Diante dessas e de outras conclusões de seu trabalho, Kahmann (1987)
ressaltou a urgência e a relevância de haver o ensino sistemático ou não,
curricular ou extra-escolar, da língua alemã (L1) que contemple também a forma
escrita padrão, “[...] sob pena de, em caso contrário, o dialeto sofrer interferências
cada vez maiores e de ordem não fonológica, mas também morfossintática e
semântica, terminando por alterar completamente o idioma herdado dos
ancestrais” (KAHMANN, 1987, p. 79). Acrescenta-se a isso também a
necessidade de manter-se preservado o dialeto local e, conseqüentemente, a
identidade da comunidade que dele faz uso.

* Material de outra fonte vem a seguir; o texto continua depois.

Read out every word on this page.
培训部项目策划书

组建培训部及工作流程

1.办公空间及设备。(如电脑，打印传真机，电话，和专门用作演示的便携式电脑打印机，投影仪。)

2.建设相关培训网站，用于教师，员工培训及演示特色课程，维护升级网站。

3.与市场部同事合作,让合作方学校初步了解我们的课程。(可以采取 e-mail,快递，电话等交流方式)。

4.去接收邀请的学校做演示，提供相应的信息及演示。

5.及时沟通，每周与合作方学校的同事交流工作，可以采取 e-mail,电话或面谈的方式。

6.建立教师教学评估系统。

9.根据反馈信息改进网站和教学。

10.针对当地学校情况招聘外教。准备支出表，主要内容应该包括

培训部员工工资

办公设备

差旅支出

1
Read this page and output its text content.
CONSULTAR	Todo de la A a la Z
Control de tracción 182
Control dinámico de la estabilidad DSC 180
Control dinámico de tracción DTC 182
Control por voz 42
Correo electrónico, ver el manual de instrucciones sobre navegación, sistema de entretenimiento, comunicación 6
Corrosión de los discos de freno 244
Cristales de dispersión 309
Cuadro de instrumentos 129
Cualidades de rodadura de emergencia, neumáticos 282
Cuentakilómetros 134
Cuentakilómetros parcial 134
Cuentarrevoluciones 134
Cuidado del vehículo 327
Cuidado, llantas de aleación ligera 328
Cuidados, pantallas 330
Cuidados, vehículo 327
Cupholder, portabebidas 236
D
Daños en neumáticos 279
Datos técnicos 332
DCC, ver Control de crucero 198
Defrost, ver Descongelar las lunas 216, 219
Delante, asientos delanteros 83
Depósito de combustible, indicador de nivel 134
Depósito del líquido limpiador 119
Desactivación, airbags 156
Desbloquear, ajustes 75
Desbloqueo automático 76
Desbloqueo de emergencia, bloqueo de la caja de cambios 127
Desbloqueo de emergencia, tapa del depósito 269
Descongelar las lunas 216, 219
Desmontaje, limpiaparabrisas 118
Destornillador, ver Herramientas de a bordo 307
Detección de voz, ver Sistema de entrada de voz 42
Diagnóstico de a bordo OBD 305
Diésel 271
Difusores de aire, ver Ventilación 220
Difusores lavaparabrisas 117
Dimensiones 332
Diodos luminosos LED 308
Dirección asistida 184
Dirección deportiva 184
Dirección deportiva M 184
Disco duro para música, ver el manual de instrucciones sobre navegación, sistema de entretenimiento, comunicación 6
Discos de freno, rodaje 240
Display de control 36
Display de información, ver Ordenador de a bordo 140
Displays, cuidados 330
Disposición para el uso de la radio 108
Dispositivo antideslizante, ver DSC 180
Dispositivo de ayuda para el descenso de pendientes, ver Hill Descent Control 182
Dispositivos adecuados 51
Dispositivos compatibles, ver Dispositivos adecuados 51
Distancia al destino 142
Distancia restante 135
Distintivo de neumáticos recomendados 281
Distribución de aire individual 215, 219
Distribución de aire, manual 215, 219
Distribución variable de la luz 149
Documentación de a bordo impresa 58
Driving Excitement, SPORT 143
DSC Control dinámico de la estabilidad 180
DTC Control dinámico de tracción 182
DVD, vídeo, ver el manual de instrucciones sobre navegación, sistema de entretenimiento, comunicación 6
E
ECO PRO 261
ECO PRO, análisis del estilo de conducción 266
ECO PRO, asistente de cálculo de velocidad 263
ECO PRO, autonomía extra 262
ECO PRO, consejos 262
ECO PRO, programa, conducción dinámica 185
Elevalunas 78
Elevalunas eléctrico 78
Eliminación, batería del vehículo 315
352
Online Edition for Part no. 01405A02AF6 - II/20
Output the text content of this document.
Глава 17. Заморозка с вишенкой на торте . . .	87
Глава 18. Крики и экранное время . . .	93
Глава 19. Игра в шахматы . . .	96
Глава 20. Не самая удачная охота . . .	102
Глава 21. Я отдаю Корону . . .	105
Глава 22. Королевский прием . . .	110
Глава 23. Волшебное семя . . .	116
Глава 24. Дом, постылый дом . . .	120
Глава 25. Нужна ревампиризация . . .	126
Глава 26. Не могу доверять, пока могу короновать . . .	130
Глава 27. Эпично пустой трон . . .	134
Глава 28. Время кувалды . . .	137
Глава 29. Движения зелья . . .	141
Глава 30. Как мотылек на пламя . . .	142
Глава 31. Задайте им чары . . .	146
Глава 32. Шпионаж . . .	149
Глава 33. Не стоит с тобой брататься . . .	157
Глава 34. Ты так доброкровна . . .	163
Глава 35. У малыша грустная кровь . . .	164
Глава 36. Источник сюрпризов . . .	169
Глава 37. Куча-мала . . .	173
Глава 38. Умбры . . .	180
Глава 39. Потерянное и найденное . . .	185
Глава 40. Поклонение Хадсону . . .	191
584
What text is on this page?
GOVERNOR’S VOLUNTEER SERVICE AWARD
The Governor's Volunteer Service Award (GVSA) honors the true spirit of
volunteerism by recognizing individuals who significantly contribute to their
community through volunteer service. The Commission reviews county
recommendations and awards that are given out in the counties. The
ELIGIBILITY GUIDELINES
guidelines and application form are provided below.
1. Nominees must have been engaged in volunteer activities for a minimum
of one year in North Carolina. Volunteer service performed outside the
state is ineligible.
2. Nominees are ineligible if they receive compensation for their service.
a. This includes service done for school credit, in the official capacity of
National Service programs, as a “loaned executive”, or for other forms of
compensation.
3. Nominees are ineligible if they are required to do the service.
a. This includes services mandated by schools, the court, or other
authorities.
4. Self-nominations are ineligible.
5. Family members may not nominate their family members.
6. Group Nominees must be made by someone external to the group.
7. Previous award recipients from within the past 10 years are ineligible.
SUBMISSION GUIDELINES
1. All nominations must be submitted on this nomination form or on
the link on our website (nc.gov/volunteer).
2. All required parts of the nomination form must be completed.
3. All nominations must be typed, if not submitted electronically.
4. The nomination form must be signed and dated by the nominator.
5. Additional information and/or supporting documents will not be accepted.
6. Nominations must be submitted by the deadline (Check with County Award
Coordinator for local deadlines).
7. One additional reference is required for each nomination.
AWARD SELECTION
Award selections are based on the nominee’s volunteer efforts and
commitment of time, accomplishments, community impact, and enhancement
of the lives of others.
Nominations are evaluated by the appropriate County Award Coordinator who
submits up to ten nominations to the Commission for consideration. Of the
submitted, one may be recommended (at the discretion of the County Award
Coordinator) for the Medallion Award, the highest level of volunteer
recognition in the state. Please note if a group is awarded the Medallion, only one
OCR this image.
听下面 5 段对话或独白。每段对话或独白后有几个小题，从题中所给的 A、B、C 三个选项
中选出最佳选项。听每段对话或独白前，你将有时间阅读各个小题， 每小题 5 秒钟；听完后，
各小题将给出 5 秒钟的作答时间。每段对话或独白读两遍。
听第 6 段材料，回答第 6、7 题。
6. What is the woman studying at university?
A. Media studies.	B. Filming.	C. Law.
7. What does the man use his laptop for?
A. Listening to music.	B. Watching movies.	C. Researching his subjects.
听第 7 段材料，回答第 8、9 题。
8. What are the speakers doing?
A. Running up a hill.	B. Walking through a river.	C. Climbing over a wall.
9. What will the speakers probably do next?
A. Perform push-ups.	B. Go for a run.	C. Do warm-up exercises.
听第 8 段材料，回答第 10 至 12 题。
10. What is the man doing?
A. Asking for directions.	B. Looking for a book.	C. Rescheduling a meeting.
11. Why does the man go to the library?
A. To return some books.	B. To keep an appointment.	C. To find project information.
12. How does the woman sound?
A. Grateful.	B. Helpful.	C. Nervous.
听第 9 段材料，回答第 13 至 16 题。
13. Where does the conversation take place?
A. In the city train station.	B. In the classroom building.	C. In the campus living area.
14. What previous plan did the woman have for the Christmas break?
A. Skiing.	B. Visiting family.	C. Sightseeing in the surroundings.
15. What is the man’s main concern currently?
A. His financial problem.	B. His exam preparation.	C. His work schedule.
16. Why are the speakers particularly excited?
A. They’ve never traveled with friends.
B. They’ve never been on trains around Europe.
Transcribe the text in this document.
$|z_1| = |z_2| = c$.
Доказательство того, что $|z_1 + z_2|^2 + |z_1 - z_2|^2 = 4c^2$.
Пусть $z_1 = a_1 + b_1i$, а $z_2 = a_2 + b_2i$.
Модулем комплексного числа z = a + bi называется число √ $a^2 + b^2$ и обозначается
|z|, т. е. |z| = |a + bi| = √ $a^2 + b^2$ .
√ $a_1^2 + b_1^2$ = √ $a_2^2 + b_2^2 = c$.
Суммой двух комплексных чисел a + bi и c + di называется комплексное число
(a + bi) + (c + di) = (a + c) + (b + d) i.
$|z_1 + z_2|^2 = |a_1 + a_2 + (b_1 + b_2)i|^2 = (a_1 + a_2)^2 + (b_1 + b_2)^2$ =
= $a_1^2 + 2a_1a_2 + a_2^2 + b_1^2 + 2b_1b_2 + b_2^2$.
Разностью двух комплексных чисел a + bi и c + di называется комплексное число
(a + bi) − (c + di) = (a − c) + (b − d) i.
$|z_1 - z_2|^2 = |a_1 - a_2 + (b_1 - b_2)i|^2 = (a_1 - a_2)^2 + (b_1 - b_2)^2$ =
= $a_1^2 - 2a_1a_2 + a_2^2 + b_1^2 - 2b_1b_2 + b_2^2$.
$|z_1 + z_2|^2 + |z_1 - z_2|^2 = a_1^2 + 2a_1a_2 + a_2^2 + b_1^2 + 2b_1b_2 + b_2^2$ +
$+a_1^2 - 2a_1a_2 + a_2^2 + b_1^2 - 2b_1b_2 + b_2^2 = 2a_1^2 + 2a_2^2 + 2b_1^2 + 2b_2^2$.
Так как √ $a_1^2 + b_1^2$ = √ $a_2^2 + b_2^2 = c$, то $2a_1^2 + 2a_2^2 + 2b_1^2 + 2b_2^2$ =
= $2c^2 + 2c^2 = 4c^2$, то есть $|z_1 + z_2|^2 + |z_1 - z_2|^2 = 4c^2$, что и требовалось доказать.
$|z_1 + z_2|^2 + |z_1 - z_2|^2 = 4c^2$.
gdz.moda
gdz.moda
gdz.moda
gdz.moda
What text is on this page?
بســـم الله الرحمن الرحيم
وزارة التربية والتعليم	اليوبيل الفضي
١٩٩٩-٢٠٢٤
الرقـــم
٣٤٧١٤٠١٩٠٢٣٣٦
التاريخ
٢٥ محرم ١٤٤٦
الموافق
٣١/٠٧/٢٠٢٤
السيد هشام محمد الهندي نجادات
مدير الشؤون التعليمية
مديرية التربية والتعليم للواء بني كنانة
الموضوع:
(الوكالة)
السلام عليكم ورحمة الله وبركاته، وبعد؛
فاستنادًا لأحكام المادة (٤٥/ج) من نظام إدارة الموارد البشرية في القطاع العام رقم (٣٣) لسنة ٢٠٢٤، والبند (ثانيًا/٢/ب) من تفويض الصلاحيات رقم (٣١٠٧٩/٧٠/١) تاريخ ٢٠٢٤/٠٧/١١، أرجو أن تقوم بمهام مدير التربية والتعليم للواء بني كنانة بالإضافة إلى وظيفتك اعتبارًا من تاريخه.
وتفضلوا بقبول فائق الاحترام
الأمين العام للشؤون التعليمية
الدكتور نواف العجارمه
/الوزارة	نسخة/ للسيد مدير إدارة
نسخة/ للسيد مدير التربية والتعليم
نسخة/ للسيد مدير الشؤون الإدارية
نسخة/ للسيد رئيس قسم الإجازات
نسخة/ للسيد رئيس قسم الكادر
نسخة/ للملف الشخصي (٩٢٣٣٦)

Uma situação que pôs em destaque o reforço inadequado na produção
lingüística da L2 diz respeito ao uso do [r]. Na língua alemã, as variações fonéticas
quanto a essa consoante podem comprometer o significado da palavra, assim
como na língua portuguesa a mesma troca pode representar alteração do
significado do vocábulo. Se houver generalização do uso do /r/ (forte) pelo /r/
(fraco), como foi o caso de jacarré por jacaré, é possível que frente a palavras em
que o significado seja alterado pela troca dessas consoantes, essa generalização
também ocorra, ocasionando mais produções que causem estranhamento entre
falantes do português.
Diante disso, considera-se que o ambiente de ensino-aprendizagem
desempenhou um papel importante, pois propiciou e auxiliou a superação dos
processos de transferência e generalização, concentrando o trabalho no
desenvolvimento da consciência lingüística. A professora contemplou a leitura e
interpretação de histórias, conversação e interação dos alunos entre si e com a
professora, bem como a introdução à alfabetização, relacionando som lingüístico
(fonema) e grafema (letra). Os alunos, por sua vez, contribuíram também para a
evolução na aprendizagem da língua portuguesa, todos juntos, monolíngües em
91
91
português, o monolíngüe em alemão dialetal e os bilíngües. Embora ocorresse,
em alguns momentos, o reforço inadequado da L2 e transferências da L1, o
contato entre os alunos, principalmente, em contextos informais, propiciou
momentos de aprendizagem, porque ao participarem ativamente dos diálogos, das
brincadeiras e das trocas de experiências, a consciência lingüística e a habilidade
metalingüística desses alunos deram evidências de terem sido mobilizadas e,
através delas, a superação das transferências e generalizações.
A interação entre os participantes foi, então, fundamental para o processo
de aprendizagem da L2, principalmente para o aluno monolíngüe em alemão.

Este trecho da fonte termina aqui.